Yes, all those instances mentioned above did happen on the way into the Post Office. Lucky for us there were two separate doors we needed to enter before waiting in line. So each gentleman got his own turn. We make it into the line and wait without much fanfare. Then comes our turn to make our way to the open postal clerk. My barricade and I all maneuver thru a very narrow walkway and make our way to the very last clerk. Each boy then drops off the package that I had him carry and proceeds to do something behind my back.
Unknowingly, I park the stroller right in the middle of the only opening that lets all the other customers out of this narrow walk way. My oversight. All the while my children are still holding on to the cart, but this time they are on the same side - not good. Confusion is starting to set in and everything becomes a blurr for me momentarily. Out of one eye I see my sons holding and hugging each other like they hadn't seen one another in 20 years. Since when does that happen? While the other eye sees the postal clerk who is asking me to fill out a form. Oh boy, I hope I sent my packages to the right place.
Not that the boys were bad or misbehaved, but they were distracting me and not standing as still as a statue without saying a word. I don't know, maybe I have too high of expectations. But I am trying to teach them how to act in public and talking loud and hugging alot is not what I have been teaching. Then Gavin decides to morph into a Rescue Hero and uses the blank wall we are next to as his 'command post' and starts pressing all sorts of imaginary buttons. Of course Bennett follows suit - little Mr. "Me Too". After receiving 'the glare' from me, they both resume their positions on opposite sides of the cart.
Next comes trying to get out of our narrow expanse, go around a corner, thru another set of doors (I can't remember which of my helpers opened this one) and into another area to drop our mail off in the mail slot. We had like 10 envelopes to put in the slot and of course they had to be divided up evenly between both boys. This took about 3 minutes. Not long in the scheme of things but too long to just drop letters thru a slot. Another line starts forming behind us. Thankfully, it has come time to go and we are headed towards the exit.

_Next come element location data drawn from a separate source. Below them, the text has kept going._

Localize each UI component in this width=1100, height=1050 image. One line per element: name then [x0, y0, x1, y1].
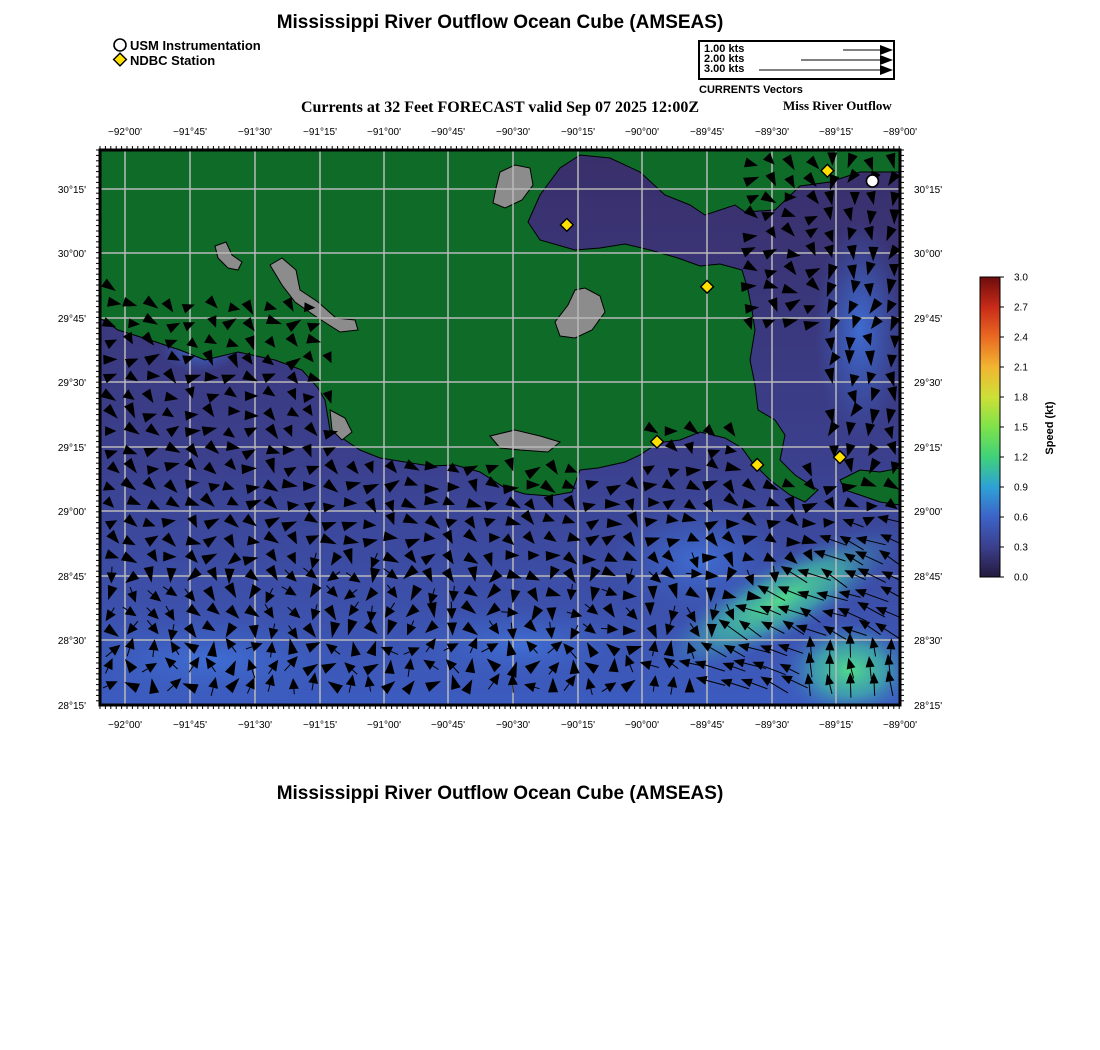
lon-label-top: −92°00' — [108, 127, 142, 138]
map-title-bottom: Mississippi River Outflow Ocean Cube (AMSEAS) — [276, 783, 724, 804]
lat-label-right: 28°30' — [914, 636, 943, 647]
lat-label-right: 29°00' — [914, 507, 943, 518]
colorbar-tick-label: 1.8 — [1014, 392, 1028, 404]
lon-label-top: −90°15' — [561, 127, 595, 138]
current-map — [0, 115, 960, 735]
lon-label-bottom: −90°15' — [561, 720, 595, 731]
lat-label-right: 29°15' — [914, 443, 943, 454]
colorbar-ticks — [1000, 273, 1028, 584]
lon-label-top: −89°45' — [690, 127, 724, 138]
colorbar-gradient — [980, 277, 1000, 577]
lat-label-right: 30°15' — [914, 185, 943, 196]
usm-station-marker[interactable] — [866, 175, 878, 187]
vector-key-label-1: 1.00 kts — [704, 43, 745, 55]
lon-label-top: −89°15' — [819, 127, 853, 138]
lat-labels-right — [914, 185, 942, 712]
lon-label-bottom: −91°00' — [367, 720, 401, 731]
lon-label-top: −90°45' — [431, 127, 465, 138]
lat-label-left: 29°00' — [57, 507, 86, 518]
lon-label-bottom: −90°00' — [625, 720, 659, 731]
vector-key-caption: CURRENTS Vectors — [699, 84, 803, 96]
colorbar-tick-label: 1.2 — [1014, 452, 1028, 464]
vector-key-arrow-1 — [843, 45, 893, 55]
lat-label-right: 28°15' — [914, 701, 943, 712]
colorbar-tick-label: 0.6 — [1014, 512, 1028, 524]
region-label: Miss River Outflow — [783, 98, 892, 113]
lat-label-left: 30°00' — [57, 249, 86, 260]
lat-labels-left — [58, 185, 86, 712]
lat-label-left: 29°45' — [57, 314, 86, 325]
lon-label-top: −89°00' — [883, 127, 917, 138]
lat-label-right: 29°45' — [914, 314, 943, 325]
lon-label-top: −91°45' — [173, 127, 207, 138]
vector-key — [698, 40, 895, 80]
ndbc-diamond-icon — [114, 53, 127, 66]
lon-label-bottom: −89°30' — [755, 720, 789, 731]
legend-usm-label: USM Instrumentation — [130, 38, 261, 53]
vector-key-label-3: 3.00 kts — [704, 63, 745, 75]
lon-label-top: −91°15' — [303, 127, 337, 138]
lat-label-left: 28°45' — [57, 572, 86, 583]
vector-key-label-2: 2.00 kts — [704, 53, 745, 65]
lat-label-right: 29°30' — [914, 378, 943, 389]
lon-label-top: −89°30' — [755, 127, 789, 138]
map-title: Mississippi River Outflow Ocean Cube (AMSEAS) — [276, 12, 724, 33]
colorbar-tick-label: 0.0 — [1014, 572, 1028, 584]
legend-symbols — [112, 38, 132, 72]
lat-label-left: 28°15' — [57, 701, 86, 712]
lat-label-left: 29°30' — [57, 378, 86, 389]
lon-label-top: −90°00' — [625, 127, 659, 138]
lat-label-right: 28°45' — [914, 572, 943, 583]
colorbar-label: Speed (kt) — [1044, 401, 1056, 455]
lat-label-left: 29°15' — [57, 443, 86, 454]
lon-label-bottom: −91°30' — [238, 720, 272, 731]
lon-label-top: −90°30' — [496, 127, 530, 138]
lon-labels-bottom — [108, 720, 917, 731]
colorbar-tick-label: 0.9 — [1014, 482, 1028, 494]
lat-label-right: 30°00' — [914, 249, 943, 260]
lat-label-left: 30°15' — [57, 185, 86, 196]
lat-label-left: 28°30' — [57, 636, 86, 647]
lon-label-bottom: −92°00' — [108, 720, 142, 731]
speed-colorbar — [970, 268, 1070, 588]
legend-ndbc-label: NDBC Station — [130, 53, 216, 68]
lon-label-top: −91°30' — [238, 127, 272, 138]
vector-key-arrow-2 — [801, 55, 893, 65]
lon-label-bottom: −89°00' — [883, 720, 917, 731]
lon-label-bottom: −89°45' — [690, 720, 724, 731]
colorbar-tick-label: 2.7 — [1014, 302, 1028, 314]
colorbar-tick-label: 2.1 — [1014, 362, 1028, 374]
lon-label-bottom: −90°30' — [496, 720, 530, 731]
map-layers — [70, 150, 922, 720]
vector-key-arrow-3 — [759, 65, 893, 75]
lon-label-bottom: −91°15' — [303, 720, 337, 731]
speed-patch — [400, 605, 640, 685]
usm-circle-icon — [114, 39, 126, 51]
lon-labels-top — [108, 127, 917, 138]
lon-label-bottom: −90°45' — [431, 720, 465, 731]
lon-label-bottom: −89°15' — [819, 720, 853, 731]
map-subtitle: Currents at 32 Feet FORECAST valid Sep 07 2025 12:00Z — [300, 99, 700, 116]
colorbar-tick-label: 0.3 — [1014, 542, 1028, 554]
colorbar-tick-label: 3.0 — [1014, 272, 1028, 284]
colorbar-tick-label: 2.4 — [1014, 332, 1028, 344]
colorbar-tick-label: 1.5 — [1014, 422, 1028, 434]
lon-label-top: −91°00' — [367, 127, 401, 138]
lon-label-bottom: −91°45' — [173, 720, 207, 731]
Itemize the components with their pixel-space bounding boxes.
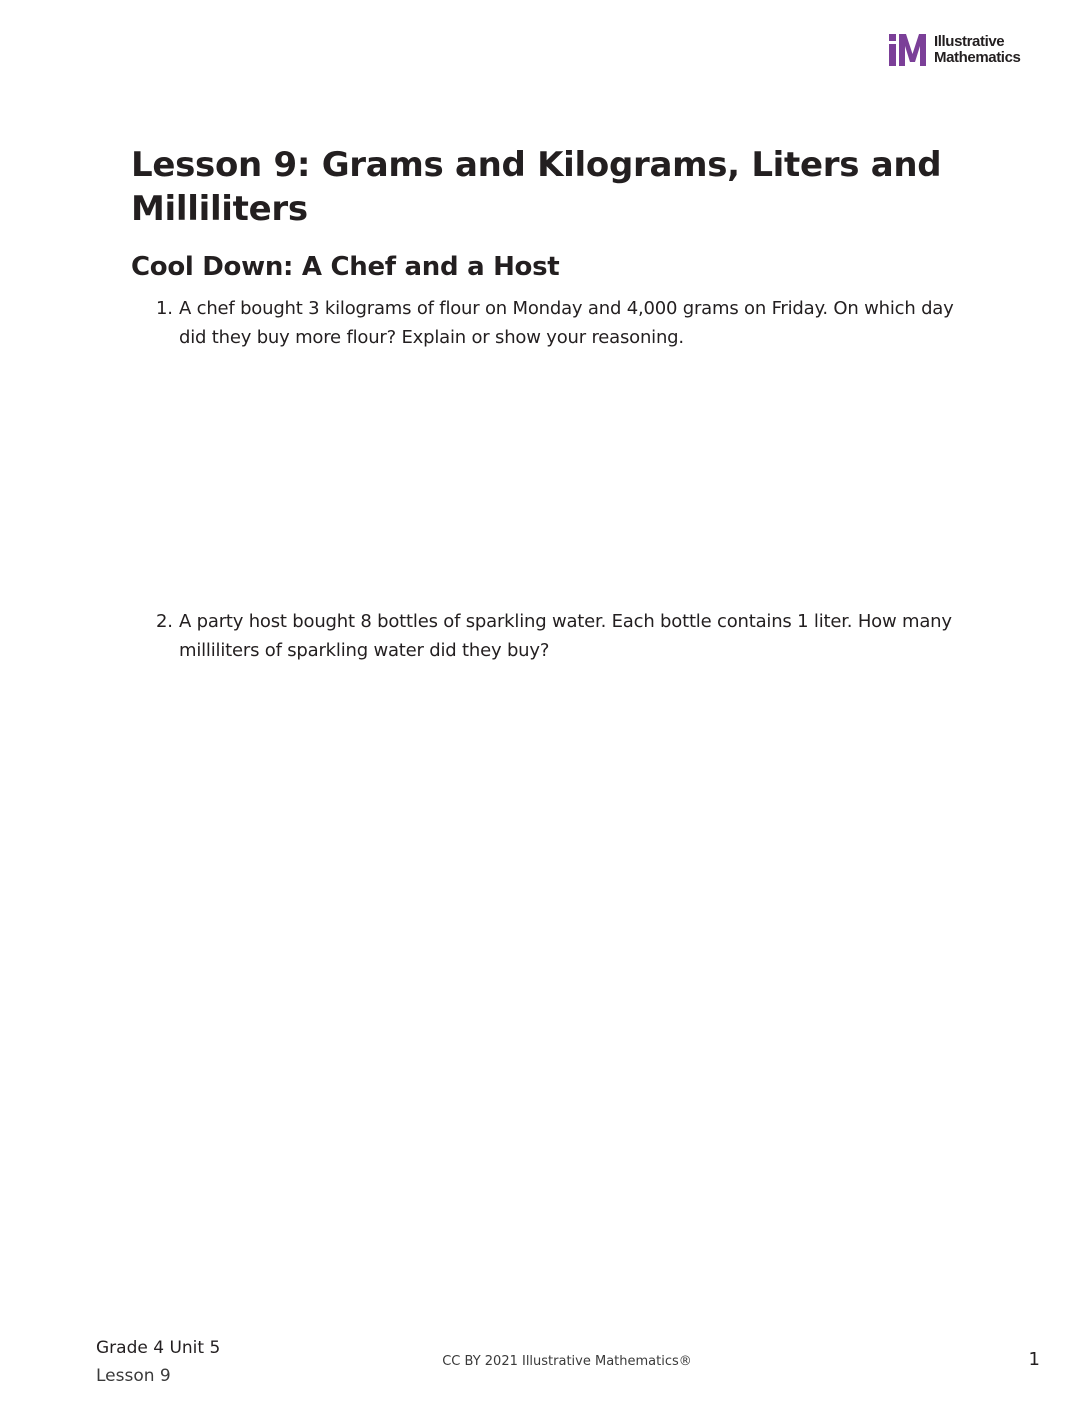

Bennett insists on opening the door for me but I can see other people trying to enter and are already opening the door. This frustrates Bennett who decides to fall on the ground. Nice. Gavin is still holding his side of the cart, so no one can squeeze past me on his side. Now I have two people holding open two doors. It is wide enough for all of us to fit thru in our usual format. One of the people holding open the door is some kind of Agent. He's got a gun on his belt and dark Raybans on. He looks like he's on 'official business'. That makes me panic and I start grabbing Bennett by the arm to pull him up. Then I run over his foot with the cart again. I'm afraid the FBI agent is going to 'take me in' for slowing down the federal mail or something. As we finally make our way through the doors I thank the men for holding the door open for my circus and hear laughter. I don't know if they were laughing at me or with me (hmmm, but I wasn't laughing, so it must have been at me). At least we're out and headed toward the safety of the van. Another adventure behind us.